Der algerische Lyriker berichtet von der Begeisterung eines Landes, das seine Kräfte wiederentdeckt.

Algerien kommt nicht zur Ruhe, und viele finden: zum Glück. Seit Wochen dauern die Proteste schon an. Zuerst gegen die Kandidatur des Endlos-Präsidenten Abdelaziz Bouteflika, nun, da er seine Kandidatur zurückgezogen hat, gegen die heimliche Machtsicherung. Der algerische Lyriker, Anthropologe und Soziologe Habib Tengour ist gerade aus Algerien zurückgekehrt und beantwortet Fragen per Email. Seine Antworten sprühen vor Hoffnung.

SZ: Ihr stärkster Eindruck in Algerien?

Habib Tengour: Ich bin aufgewühlt und auch dankbar der algerischen Jugend gegenüber, die einem ganzen Volk den Weg gewiesen hat. Ohne zu glauben, dass er eintritt, habe ich mir einen solchen Moment immer gewünscht. Ich habe in all den Jahrzehnten an vielen Demonstrationen teilgenommen, aber zum ersten Mal seit der Unabhängigkeit 1962 - damals war ich 15 - schreit ein Volk seine Freude auf den Straßen heraus. Die Menschen lachen und singen, Frauen, Kinder, Männer, alle Altersklassen. Ein Volk im Freudentaumel fordert seine Freiheit, einen Rechtsstaat. Einer der Slogans lautet: "1962 = Befreiung des Landes. 2019 = Befreiung der Menschen". Natürlich gibt es die Angst, dass morgen alle Illusionen platzen, aber das will ich mir nicht ausmalen.

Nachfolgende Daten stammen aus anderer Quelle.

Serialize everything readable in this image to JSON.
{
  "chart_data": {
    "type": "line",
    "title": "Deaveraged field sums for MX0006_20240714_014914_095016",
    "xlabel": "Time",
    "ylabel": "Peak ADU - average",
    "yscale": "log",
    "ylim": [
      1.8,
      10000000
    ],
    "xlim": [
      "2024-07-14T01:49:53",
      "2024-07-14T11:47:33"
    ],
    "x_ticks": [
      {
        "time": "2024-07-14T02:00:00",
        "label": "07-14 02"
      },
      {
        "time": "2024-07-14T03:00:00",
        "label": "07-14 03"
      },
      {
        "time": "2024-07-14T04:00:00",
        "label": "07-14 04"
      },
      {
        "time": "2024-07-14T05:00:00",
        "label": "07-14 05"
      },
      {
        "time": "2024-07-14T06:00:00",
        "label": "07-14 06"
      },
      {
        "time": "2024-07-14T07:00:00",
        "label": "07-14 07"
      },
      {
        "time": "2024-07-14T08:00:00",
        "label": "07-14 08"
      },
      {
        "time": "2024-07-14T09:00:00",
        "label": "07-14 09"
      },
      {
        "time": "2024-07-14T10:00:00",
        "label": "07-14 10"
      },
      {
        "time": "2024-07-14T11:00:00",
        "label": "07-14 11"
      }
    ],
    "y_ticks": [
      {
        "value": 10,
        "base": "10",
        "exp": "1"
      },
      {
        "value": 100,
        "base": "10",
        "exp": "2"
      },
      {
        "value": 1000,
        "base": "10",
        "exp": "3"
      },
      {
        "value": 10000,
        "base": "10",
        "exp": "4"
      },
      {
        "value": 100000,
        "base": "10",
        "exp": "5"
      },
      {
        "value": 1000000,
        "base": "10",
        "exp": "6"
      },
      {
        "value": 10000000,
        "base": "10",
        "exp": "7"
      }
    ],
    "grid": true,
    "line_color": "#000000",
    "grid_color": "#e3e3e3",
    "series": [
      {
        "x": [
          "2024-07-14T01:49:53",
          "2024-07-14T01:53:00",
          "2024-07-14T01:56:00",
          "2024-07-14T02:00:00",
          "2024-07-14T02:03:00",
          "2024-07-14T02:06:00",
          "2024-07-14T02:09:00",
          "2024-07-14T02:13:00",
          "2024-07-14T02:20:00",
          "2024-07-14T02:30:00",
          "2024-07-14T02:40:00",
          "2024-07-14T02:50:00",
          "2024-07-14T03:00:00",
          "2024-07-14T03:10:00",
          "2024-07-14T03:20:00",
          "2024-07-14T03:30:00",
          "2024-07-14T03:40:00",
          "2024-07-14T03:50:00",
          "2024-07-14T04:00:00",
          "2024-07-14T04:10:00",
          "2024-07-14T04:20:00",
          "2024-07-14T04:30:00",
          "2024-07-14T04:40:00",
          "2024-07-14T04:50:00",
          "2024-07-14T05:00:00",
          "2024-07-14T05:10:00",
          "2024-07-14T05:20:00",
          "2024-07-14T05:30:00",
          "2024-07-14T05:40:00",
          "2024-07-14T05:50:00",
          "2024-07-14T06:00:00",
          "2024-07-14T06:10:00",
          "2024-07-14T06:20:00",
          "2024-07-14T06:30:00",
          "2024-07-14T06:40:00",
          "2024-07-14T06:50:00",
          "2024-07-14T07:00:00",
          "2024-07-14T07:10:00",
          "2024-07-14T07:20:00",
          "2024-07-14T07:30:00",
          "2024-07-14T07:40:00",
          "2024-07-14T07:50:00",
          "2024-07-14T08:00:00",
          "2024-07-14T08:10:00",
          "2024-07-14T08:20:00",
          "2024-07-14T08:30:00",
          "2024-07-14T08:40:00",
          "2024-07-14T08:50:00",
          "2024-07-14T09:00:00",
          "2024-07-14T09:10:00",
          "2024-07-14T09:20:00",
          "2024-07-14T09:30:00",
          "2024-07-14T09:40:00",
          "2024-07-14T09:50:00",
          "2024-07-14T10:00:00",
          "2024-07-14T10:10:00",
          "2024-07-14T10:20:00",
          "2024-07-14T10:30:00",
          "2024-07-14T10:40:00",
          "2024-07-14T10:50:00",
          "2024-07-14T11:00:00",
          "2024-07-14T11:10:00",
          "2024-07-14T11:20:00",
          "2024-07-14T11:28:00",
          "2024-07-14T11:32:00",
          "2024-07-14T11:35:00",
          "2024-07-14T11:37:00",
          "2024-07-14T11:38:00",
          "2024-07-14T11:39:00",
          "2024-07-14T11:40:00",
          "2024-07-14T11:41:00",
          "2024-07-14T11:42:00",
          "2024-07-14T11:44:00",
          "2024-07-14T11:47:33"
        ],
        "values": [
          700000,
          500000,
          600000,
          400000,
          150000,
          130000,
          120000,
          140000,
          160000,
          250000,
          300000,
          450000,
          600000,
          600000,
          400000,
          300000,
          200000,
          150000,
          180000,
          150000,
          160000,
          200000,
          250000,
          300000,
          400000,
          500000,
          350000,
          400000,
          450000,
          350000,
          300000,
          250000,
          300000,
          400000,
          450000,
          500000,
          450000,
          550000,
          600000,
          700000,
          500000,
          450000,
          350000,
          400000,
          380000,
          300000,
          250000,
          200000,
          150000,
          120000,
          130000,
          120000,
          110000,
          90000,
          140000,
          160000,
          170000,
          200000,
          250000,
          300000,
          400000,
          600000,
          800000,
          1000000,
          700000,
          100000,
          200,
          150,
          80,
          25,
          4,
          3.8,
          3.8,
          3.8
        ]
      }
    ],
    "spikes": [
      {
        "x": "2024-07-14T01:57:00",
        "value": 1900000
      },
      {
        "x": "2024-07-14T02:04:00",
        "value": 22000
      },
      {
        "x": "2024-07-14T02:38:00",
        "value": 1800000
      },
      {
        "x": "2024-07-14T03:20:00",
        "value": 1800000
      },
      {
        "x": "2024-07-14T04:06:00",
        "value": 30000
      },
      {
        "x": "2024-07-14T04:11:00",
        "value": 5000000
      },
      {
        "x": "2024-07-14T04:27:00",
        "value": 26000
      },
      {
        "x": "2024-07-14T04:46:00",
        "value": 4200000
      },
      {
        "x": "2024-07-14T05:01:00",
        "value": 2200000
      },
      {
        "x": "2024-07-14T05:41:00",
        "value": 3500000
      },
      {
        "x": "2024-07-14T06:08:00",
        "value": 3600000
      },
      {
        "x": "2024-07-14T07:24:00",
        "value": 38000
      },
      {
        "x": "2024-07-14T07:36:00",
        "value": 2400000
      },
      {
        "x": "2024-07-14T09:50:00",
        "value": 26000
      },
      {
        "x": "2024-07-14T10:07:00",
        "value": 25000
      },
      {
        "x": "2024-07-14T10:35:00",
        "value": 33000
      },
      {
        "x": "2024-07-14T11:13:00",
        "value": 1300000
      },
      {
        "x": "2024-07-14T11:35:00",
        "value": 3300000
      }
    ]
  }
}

Bouteflika hat mit dem Rückzug seiner Kandidatur die Lage nicht entschärft?

Bouteflika existiert nicht mehr. Er existierte schon während seiner vierten Amtszeit nicht mehr. Nachdem die Algerier zunächst spontan aufbegehrt haben gegen seine fünfte Amtszeit, verlangen sie jetzt den Abgang des gesamten Systems. "Système dégage, le peuple s'engage" - das ist der Slogan, hinter dem sich alle versammeln: Hau ab, System, das Volk engagiert sich. Keiner traut Bouteflika, seiner Entourage, den beiden regierungstreuen Parteien, ja nicht mal mehr den Oppositionsparteien zu, dass sie eine "zweite Republik" errichten können. Die Leute rufen "Alles Lügner und Diebe". Sie wollen neue Repräsentanten, die nichts mit den alten Machenschaften zu tun haben.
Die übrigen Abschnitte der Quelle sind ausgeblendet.